Tears well up in the corners of her eyes as she looks at the book, and one splatters out onto the beat-up cover. One more spot of water damage.
“I—how—I don’t—” she says.
“And, um,” I’m not sure how to explain, so I pull the bread bag out of my pocket. She looks at it, and her watery eyes go wide.
“This was in the pages. It’s for you. Or for Louis. I dunno. Is he okay? Louis?”
She nods mutely, her shaking hand moving up to clutch the little black notebook. She doesn’t even look at the money, just stares at the notebook. I realize I never replaced the shoelace; it’s somewhere in my room, I guess.
“Louis!” She calls, and a man a decade older than me pops out a second later. His hair is dark and messy, like Harry Potter’s.
“You okay, Mom?” He asks. She nods her head, apparently unable to say anything. He squints at me, like he’s trying to decide if I made his mom cry because I’m a threat.
“Your dad wrote that for you,” I say, waving a hand at the notebook Marie has now clutched tightly to her chest. “And he left this.”
“My—” Louis stops talking as he realizes that the bread bag is full of money. A bread bag full of dough, I realize silently, and I try not to laugh at the stupid pun. “My dad?”
“I found the book at a yard sale. With the money inside. I read some of it—sorry.”
“It must have been in the stuff I donated,” Marie says with a sniffle. She wipes her eyes with her thumb. “This young man—” She pauses, looking expectantly at me.
“Tim,” I supply.
“Tim. You brought Dennis home to us,” she says.
“Dennis?” I blink a few times before I get it.
“My dad,” Louis says, and I nod idiotically. I could’ve figured that out.
“It didn’t even occur to me that the guy had a first name—I’d just thought of him as “Louis’ dad.” I mutter.
“He’d have liked that,” Marie says, and her cheeks move under her mask. She’s smiling.
“Well, thanks,” I say, and hold the bread bag out again.

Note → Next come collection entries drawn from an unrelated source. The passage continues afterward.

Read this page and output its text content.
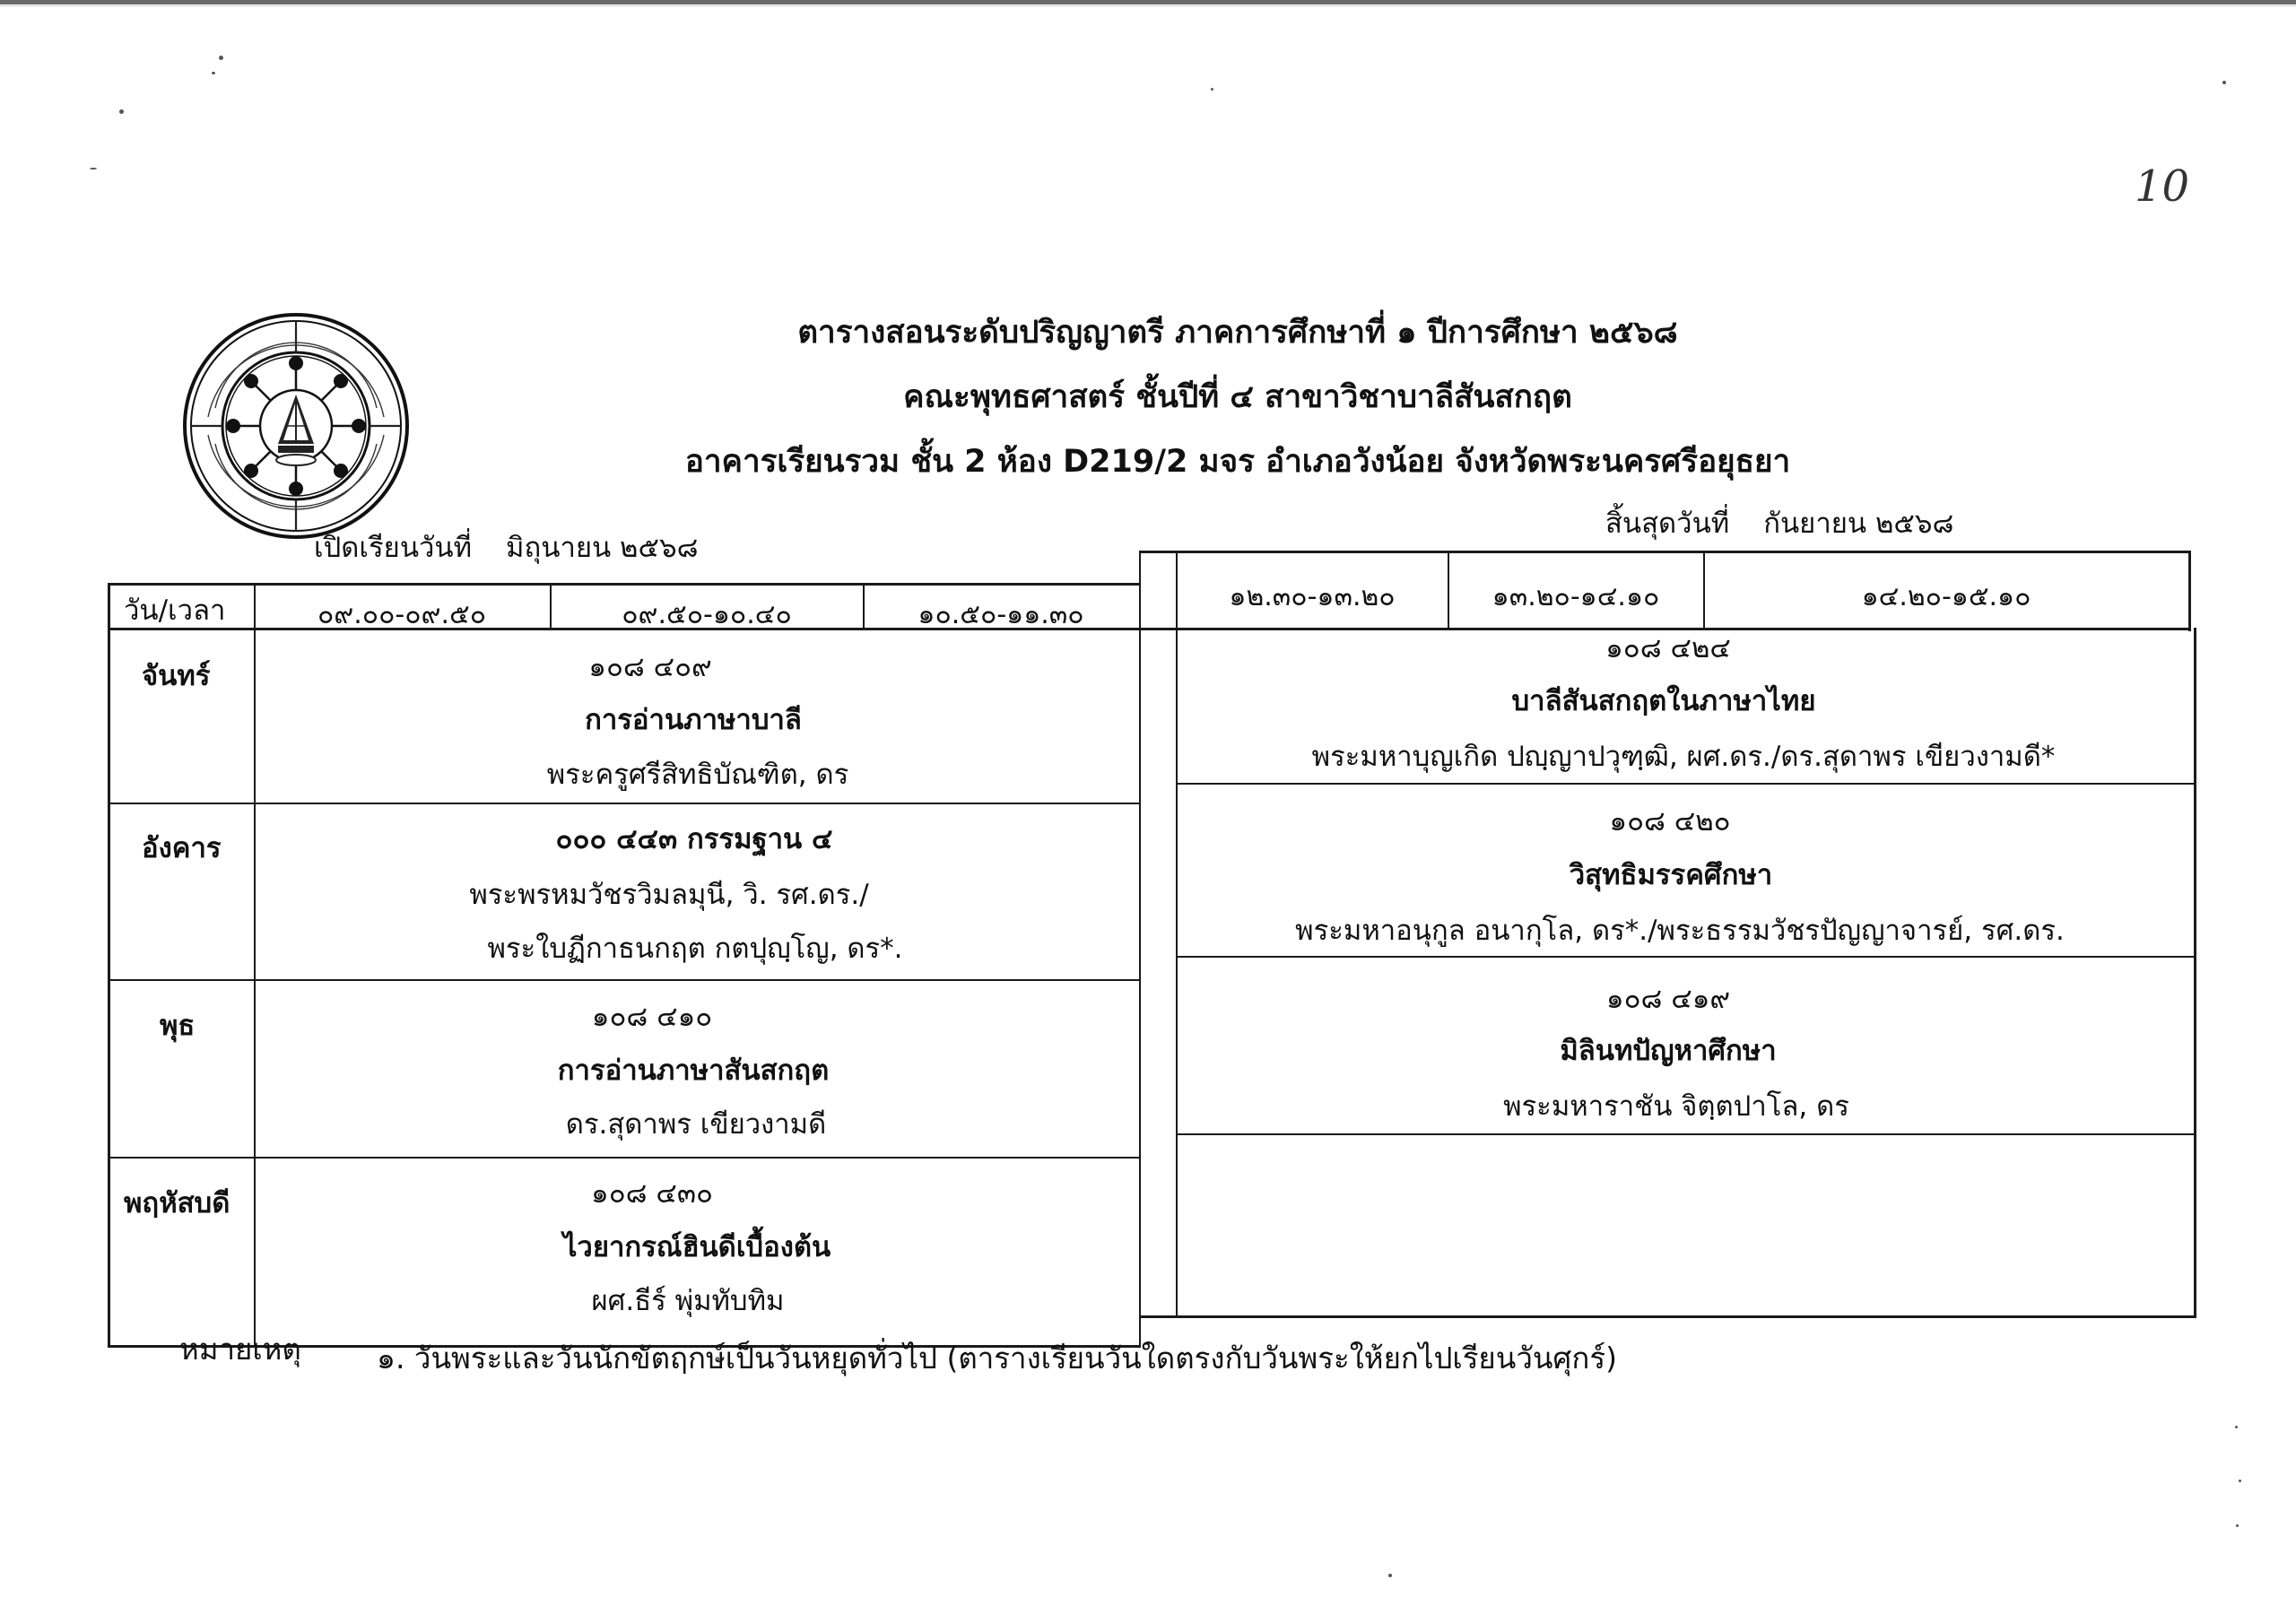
10
ตารางสอนระดับปริญญาตรี ภาคการศึกษาที่ ๑ ปีการศึกษา ๒๕๖๘
คณะพุทธศาสตร์ ชั้นปีที่ ๔ สาขาวิชาบาลีสันสกฤต
อาคารเรียนรวม ชั้น 2 ห้อง D219/2 มจร อำเภอวังน้อย จังหวัดพระนครศรีอยุธยา
เปิดเรียนวันที่ มิถุนายน ๒๕๖๘
สิ้นสุดวันที่ กันยายน ๒๕๖๘
วัน/เวลา	๐๙.๐๐-๐๙.๕๐	๐๙.๕๐-๑๐.๔๐	๑๐.๕๐-๑๑.๓๐
๑๒.๓๐-๑๓.๒๐	๑๓.๒๐-๑๔.๑๐	๑๔.๒๐-๑๕.๑๐
จันทร์	๑๐๘ ๔๐๙
การอ่านภาษาบาลี
พระครูศรีสิทธิบัณฑิต, ดร
๑๐๘ ๔๒๔
บาลีสันสกฤตในภาษาไทย
พระมหาบุญเกิด ปญฺญาปวุฑฺฒิ, ผศ.ดร./ดร.สุดาพร เขียวงามดี*
อังคาร	๐๐๐ ๔๔๓ กรรมฐาน ๔
พระพรหมวัชรวิมลมุนี, วิ. รศ.ดร./
พระใบฏีกาธนกฤต กตปุญฺโญ, ดร*.
๑๐๘ ๔๒๐
วิสุทธิมรรคศึกษา
พระมหาอนุกูล อนากุโล, ดร*./พระธรรมวัชรปัญญาจารย์, รศ.ดร.
พุธ	๑๐๘ ๔๑๐
การอ่านภาษาสันสกฤต
ดร.สุดาพร เขียวงามดี
๑๐๘ ๔๑๙
มิลินทปัญหาศึกษา
พระมหาราชัน จิตฺตปาโล, ดร
พฤหัสบดี	๑๐๘ ๔๓๐
ไวยากรณ์ฮินดีเบื้องต้น
ผศ.ธีร์ พุ่มทับทิม
หมายเหตุ	๑. วันพระและวันนักขัตฤกษ์เป็นวันหยุดทั่วไป (ตารางเรียนวันใดตรงกับวันพระให้ยกไปเรียนวันศุกร์)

“Thanks? Thank you,” Louis says. He stares at the bag. “Can I give you some of that? A finder’s fee or something? Goodness knows times are hard for people.”
I swallow, and it comes down harder than I mean it to.
“Nah,” I say, and I fake a smile. Doing the right thing is hard.
“But—” Louis’ eyes find the Pontiac.
“I got this,” I say. “I’m alright. Besides, your dad saved all that for you.”
Louis nods, takes the bag, and then puts his arm around his mom.
“Thank you, Tim. Really. I wish you’d known my dad.”
“He loved you,” I say. “Read the book. You’ll see.”
Louis’ eyes widen.
“I know he did,” he answers. I smile for real at that. Louis was lucky. I nod a few times, feeling awkward, then turn and walk down their porch steps. The door doesn’t close; they watch me walk away.
Maybe I’m lucky too, I realize as I get back in the car. I’ve got Mom. I’ve got Grand—
I pick up my phone. I’m fifteen minutes late for lightbulb duty. I hit my recent calls, and, not looking at Marie and Louis, start the car while the phone rings.
“Tim? Are you alright?” Grandma’s voice is strained; she’s worried.”
“I’m fine. It’s a long story.”
“You can tell me about it. Maybe…” she pauses, and I put the car in drive. “Maybe over lunch?”
“Sounds great, Grandma,” I say. “I’ll be there in ten.”